A escritora Ana Maria Gonçalves tomou posse na cadeira 33 da Academia Brasileira de Letras (ABL), nesta sexta-feira (7), no Rio de Janeiro, tornando-se a primeira mulher negra a integrar a instituição em seus 128 anos de história, além de ser a mais jovem entre os atuais membros. A cerimônia, realizada no Petit Trianon, sede da ABL, contou com a participação de acadêmicos prestigiados e teve transmissão ao vivo pelo site e canal oficial da Academia.
Ana Maria Gonçalves sucede o gramático Evanildo Bechara, falecido em maio deste ano. Nascida em Ibiaí, Minas Gerais, em 1970, ela é roteirista, dramaturga, professora de escrita criativa e sócia-fundadora da Terreiro Produções. Seu trabalho é amplamente reconhecido pela obra monumental “Um Defeito de Cor”, publicada em 2006, que se tornou um marco na literatura brasileira por tratar da história da escravidão e suas repercussões na formação do país. O romance foi vencedor do prêmio Casa de las Américas em 2007 e eleito um dos livros essenciais para entender o Brasil, figurando na sétima posição na lista dos 200 livros mais importantes divulgada pela Folha de S.Paulo em 2022.

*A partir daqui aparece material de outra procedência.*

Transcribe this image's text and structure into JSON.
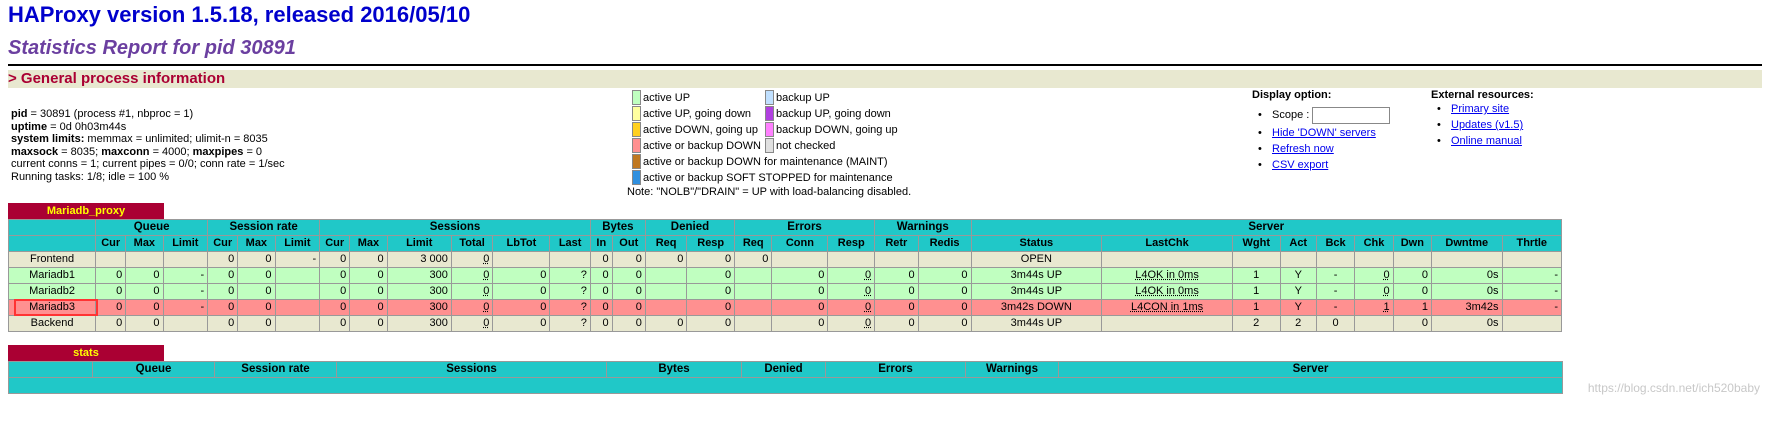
{
  "header": {
    "title": "HAProxy version 1.5.18, released 2016/05/10",
    "subtitle": "Statistics Report for pid 30891",
    "section": "> General process information"
  },
  "process": {
    "pid_label": "pid",
    "pid_value": " = 30891 (process #1, nbproc = 1)",
    "uptime_label": "uptime",
    "uptime_value": " = 0d 0h03m44s",
    "limits_label": "system limits:",
    "limits_value": " memmax = unlimited; ulimit-n = 8035",
    "maxsock_label": "maxsock",
    "maxsock_value": " = 8035; ",
    "maxconn_label": "maxconn",
    "maxconn_value": " = 4000; ",
    "maxpipes_label": "maxpipes",
    "maxpipes_value": " = 0",
    "conns_line": "current conns = 1; current pipes = 0/0; conn rate = 1/sec",
    "tasks_line": "Running tasks: 1/8; idle = 100 %"
  },
  "legend": {
    "left": [
      {
        "label": "active UP",
        "color": "#c0ffc0"
      },
      {
        "label": "active UP, going down",
        "color": "#ffffa0"
      },
      {
        "label": "active DOWN, going up",
        "color": "#ffd020"
      },
      {
        "label": "active or backup DOWN",
        "color": "#ff9090"
      },
      {
        "label": "active or backup DOWN for maintenance (MAINT)",
        "color": "#c07820"
      },
      {
        "label": "active or backup SOFT STOPPED for maintenance",
        "color": "#3090e0"
      }
    ],
    "right": [
      {
        "label": "backup UP",
        "color": "#c0e0ff"
      },
      {
        "label": "backup UP, going down",
        "color": "#b040e0"
      },
      {
        "label": "backup DOWN, going up",
        "color": "#ff80ff"
      },
      {
        "label": "not checked",
        "color": "#e0e0e0"
      }
    ],
    "note": "Note: \"NOLB\"/\"DRAIN\" = UP with load-balancing disabled."
  },
  "display": {
    "title": "Display option:",
    "scope_label": "Scope :",
    "scope_value": "",
    "hide_down": "Hide 'DOWN' servers",
    "refresh": "Refresh now",
    "csv": "CSV export"
  },
  "external": {
    "title": "External resources:",
    "primary": "Primary site",
    "updates": "Updates (v1.5)",
    "manual": "Online manual"
  },
  "proxy1": {
    "name": "Mariadb_proxy",
    "groups": [
      "",
      "Queue",
      "Session rate",
      "Sessions",
      "Bytes",
      "Denied",
      "Errors",
      "Warnings",
      "Server"
    ],
    "columns": [
      "",
      "Cur",
      "Max",
      "Limit",
      "Cur",
      "Max",
      "Limit",
      "Cur",
      "Max",
      "Limit",
      "Total",
      "LbTot",
      "Last",
      "In",
      "Out",
      "Req",
      "Resp",
      "Req",
      "Conn",
      "Resp",
      "Retr",
      "Redis",
      "Status",
      "LastChk",
      "Wght",
      "Act",
      "Bck",
      "Chk",
      "Dwn",
      "Dwntme",
      "Thrtle"
    ],
    "rows": [
      {
        "type": "frontend",
        "cells": [
          "Frontend",
          "",
          "",
          "",
          "0",
          "0",
          "-",
          "0",
          "0",
          "3 000",
          "0",
          "",
          "",
          "0",
          "0",
          "0",
          "0",
          "0",
          "",
          "",
          "",
          "",
          "OPEN",
          "",
          "",
          "",
          "",
          "",
          "",
          "",
          ""
        ]
      },
      {
        "type": "up",
        "cells": [
          "Mariadb1",
          "0",
          "0",
          "-",
          "0",
          "0",
          "",
          "0",
          "0",
          "300",
          "0",
          "0",
          "?",
          "0",
          "0",
          "",
          "0",
          "",
          "0",
          "0",
          "0",
          "0",
          "3m44s UP",
          "L4OK in 0ms",
          "1",
          "Y",
          "-",
          "0",
          "0",
          "0s",
          "-"
        ]
      },
      {
        "type": "up",
        "cells": [
          "Mariadb2",
          "0",
          "0",
          "-",
          "0",
          "0",
          "",
          "0",
          "0",
          "300",
          "0",
          "0",
          "?",
          "0",
          "0",
          "",
          "0",
          "",
          "0",
          "0",
          "0",
          "0",
          "3m44s UP",
          "L4OK in 0ms",
          "1",
          "Y",
          "-",
          "0",
          "0",
          "0s",
          "-"
        ]
      },
      {
        "type": "down",
        "cells": [
          "Mariadb3",
          "0",
          "0",
          "-",
          "0",
          "0",
          "",
          "0",
          "0",
          "300",
          "0",
          "0",
          "?",
          "0",
          "0",
          "",
          "0",
          "",
          "0",
          "0",
          "0",
          "0",
          "3m42s DOWN",
          "L4CON in 1ms",
          "1",
          "Y",
          "-",
          "1",
          "1",
          "3m42s",
          "-"
        ]
      },
      {
        "type": "backend",
        "cells": [
          "Backend",
          "0",
          "0",
          "",
          "0",
          "0",
          "",
          "0",
          "0",
          "300",
          "0",
          "0",
          "?",
          "0",
          "0",
          "0",
          "0",
          "",
          "0",
          "0",
          "0",
          "0",
          "3m44s UP",
          "",
          "2",
          "2",
          "0",
          "",
          "0",
          "0s",
          ""
        ]
      }
    ]
  },
  "proxy2": {
    "name": "stats",
    "groups": [
      "",
      "Queue",
      "Session rate",
      "Sessions",
      "Bytes",
      "Denied",
      "Errors",
      "Warnings",
      "Server"
    ]
  },
  "watermark": "https://blog.csdn.net/ich520baby"
}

“Um Defeito de Cor” narra a trajetória de Kehinde, uma africana sequestrada ainda criança no Reino do Daomé (atual Benin) e trazida para a escravidão na Bahia. A obra relata suas experiências de sofrimento, resistência, amores, desilusões e a luta pela liberdade, culminando em seu empoderamento como empresária após conquistar a carta de alforria e retornar à África. O livro tem mais de 950 páginas e levou cinco anos para ser concluído, com longos períodos dedicados à pesquisa, escrita e reescrita. Em 2024, foi tema do samba enredo da escola de samba Portela no Carnaval do Rio de Janeiro.
Além de seu trabalho como escritora, Ana Maria Gonçalves viveu oito anos nos Estados Unidos, onde atuou como escritora residente em universidades renomadas como Tulane, Stanford e Middlebury, ministrando cursos e palestras sobre questões raciais. A cerimônia de posse na ABL foi marcada por festas e homenagens, incluindo um jantar com cardápio africano para 300 pessoas e a apresentação surpresa de um grupo musical que fez cortejo pelas ruas do centro do Rio de Janeiro.
Com sua eleição quase unânime e a entrada histórica na Academia Brasileira de Letras, Ana Maria Gonçalves representa um importante avanço na representatividade e diversidade cultural da instituição, abrindo caminho para que outras vozes negras e femininas possam ocupar espaços tradicionais da cultura brasileira. Sua trajetória literária e ativismo refletem a importância da literatura como instrumento de reconstrução da memória e da identidade nacional.